If the injured worker is competent and able to direct and handle finances and medical bills, a self-administered MSA is a valid option in an Ohio workers’ compensation settlement. The injured worker who self-administers must adhere to the administration rules and understand all obligations. He or she must comply with the following:
(1) Place funds in an interest bearing account where funds can be separately accounted for (apart from checking and savings); (2) understand that the funds may only be used to cover future medical expenses for the treatment of the allowed conditions in the workers’ compensation claim which would normally be covered by Medicare; (3) become knowledgeable about what Medicare will and will not cover; (4) administer the MSA as it was written and presented to CMS; (5) ensure appropriate charges for treatment of the allowed conditions are paid from the MSA and not billed to Medicare; (6) report annually to Medicare (and keep accurate records of payments made from the account) so that Medicare can monitor expenditures and will commence payment for covered services when the MSA account is exhausted; (7) understand primary payer obligations in structured MSAs. As noted above, if the MSA is funded with a yearly annuity, Medicare becomes primary payer in any year that the account becomes temporarily exhausted and until the next annuity payment is provided. If funded in lump-sum, then Medicare is primary payer at exhaustion of the account. If it is too complex for the injured worker to administer his or her MSA, professional administration is available to accomplish all of the above.
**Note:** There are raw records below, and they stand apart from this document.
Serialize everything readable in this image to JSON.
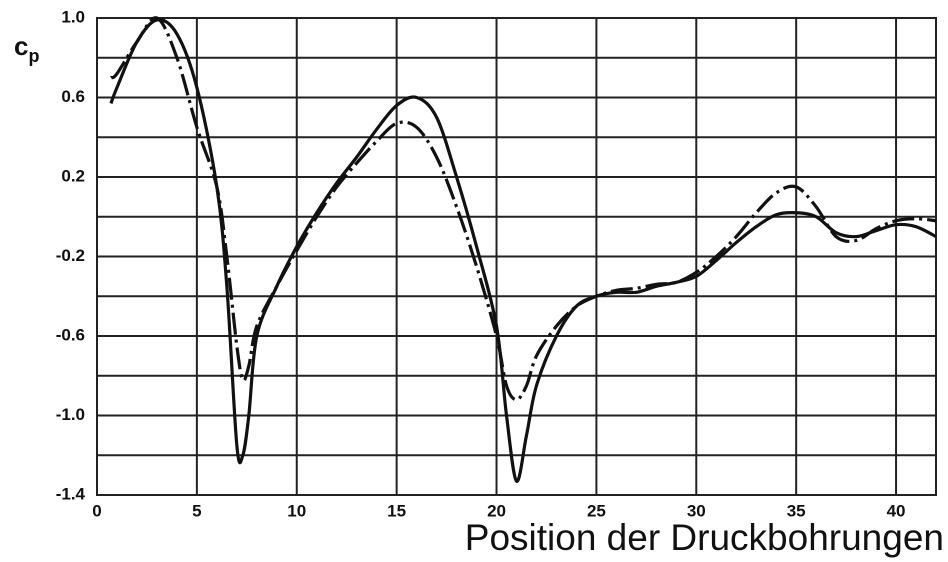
{
  "chart_data": {
    "type": "line",
    "x_label": "Position der Druckbohrungen",
    "y_label": {
      "base": "c",
      "sub": "p"
    },
    "xlim": [
      0,
      42
    ],
    "ylim": [
      -1.4,
      1.0
    ],
    "xticks": [
      0,
      5,
      10,
      15,
      20,
      25,
      30,
      35,
      40
    ],
    "yticks": [
      {
        "value": 1,
        "label": "1.0"
      },
      0.6,
      0.2,
      -0.2,
      -0.6,
      {
        "value": -1,
        "label": "-1.0"
      },
      -1.4
    ],
    "yminor": [
      0.8,
      0.4,
      0,
      -0.4,
      -0.8,
      -1.2
    ],
    "grid": true,
    "x": [
      0.7,
      1,
      2,
      3,
      4,
      5,
      6,
      6.5,
      7,
      7.3,
      7.6,
      8,
      9,
      10,
      11,
      12,
      13,
      14,
      15,
      16,
      17,
      18,
      19,
      20,
      20.5,
      21,
      21.5,
      22,
      23,
      24,
      25,
      26,
      27,
      28,
      29,
      30,
      31,
      32,
      33,
      34,
      35,
      36,
      37,
      38,
      39,
      40,
      41,
      42
    ],
    "series": [
      {
        "color": "#111111",
        "dash": "solid",
        "values": [
          0.57,
          0.65,
          0.88,
          0.99,
          0.92,
          0.65,
          0.15,
          -0.35,
          -1.15,
          -1.2,
          -1.0,
          -0.6,
          -0.35,
          -0.15,
          0.02,
          0.17,
          0.3,
          0.44,
          0.56,
          0.6,
          0.5,
          0.2,
          -0.15,
          -0.55,
          -1.0,
          -1.33,
          -1.1,
          -0.85,
          -0.6,
          -0.45,
          -0.4,
          -0.38,
          -0.38,
          -0.35,
          -0.33,
          -0.3,
          -0.22,
          -0.13,
          -0.05,
          0.01,
          0.02,
          0.0,
          -0.08,
          -0.1,
          -0.07,
          -0.04,
          -0.05,
          -0.1
        ]
      },
      {
        "color": "#111111",
        "dash": "dashdot",
        "values": [
          0.7,
          0.72,
          0.88,
          1.0,
          0.8,
          0.45,
          0.15,
          -0.2,
          -0.65,
          -0.82,
          -0.75,
          -0.55,
          -0.35,
          -0.17,
          0.0,
          0.15,
          0.27,
          0.38,
          0.47,
          0.45,
          0.3,
          0.05,
          -0.25,
          -0.6,
          -0.85,
          -0.92,
          -0.85,
          -0.7,
          -0.55,
          -0.45,
          -0.4,
          -0.37,
          -0.36,
          -0.34,
          -0.33,
          -0.28,
          -0.2,
          -0.1,
          0.02,
          0.12,
          0.15,
          0.05,
          -0.1,
          -0.12,
          -0.06,
          -0.02,
          -0.01,
          -0.02
        ]
      }
    ]
  }
}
In Ohio attorneys for injured workers are normally paid a contingent fee on settlements of workers’ compensation claims. The attorney fee (typically between 25 percent and 40 percent) is charged on the gross amount of the settlement. The question has been raised as to whether an attorney can charge a contingent fee on the medical portion (MSA portion) of the settlement. In Ohio there is no prohibition on an attorney charging a contingent fee on the medical portion of a settlement. Rule 1:5 of the Rules of Professional Conduct permits a reasonable contingent fee with no restriction regarding the medical portion of a settlement. At least one court decision directly addressed this issue. In Hinsinger v. Showboat Atlantic City, 2011 N.J. Lexis 96 (January 21, 2011), the issue was whether the CMS regulations and directives permit an attorney to recover fees for a judgment or settlement obtained on behalf of a client from the Medicare set-aside itself. The court held that the attorney could recover fees from the MSA. The court recognized the value of the legal services of the attorney in achieving the entire settlement including the MSA portion of the settlement. Keeping in mind that the attorney fee must be reasonable, I have been unable to find any prohibition to an attorney charging a contingent fee on the MSA portion of an Ohio workers’ compensation settlement.
The settlement of any workers’ compensation claim is complicated. When Medicare is involved, the settlement is oppressively complicated. Therefore, when Medicare is involved and an MSA is needed, I strongly advise that all injured workers confer with an attorney prior to attempting to settle a workers’ compensation claim. The rules and directives from CMS are subject to change at any time. Determining the amount of a settlement to be allocated to an MSA is a complicated process and involves negotiation. Legal advice and representation by a qualified workers’ compensation attorney is therefore indispensable in achieving a correct result.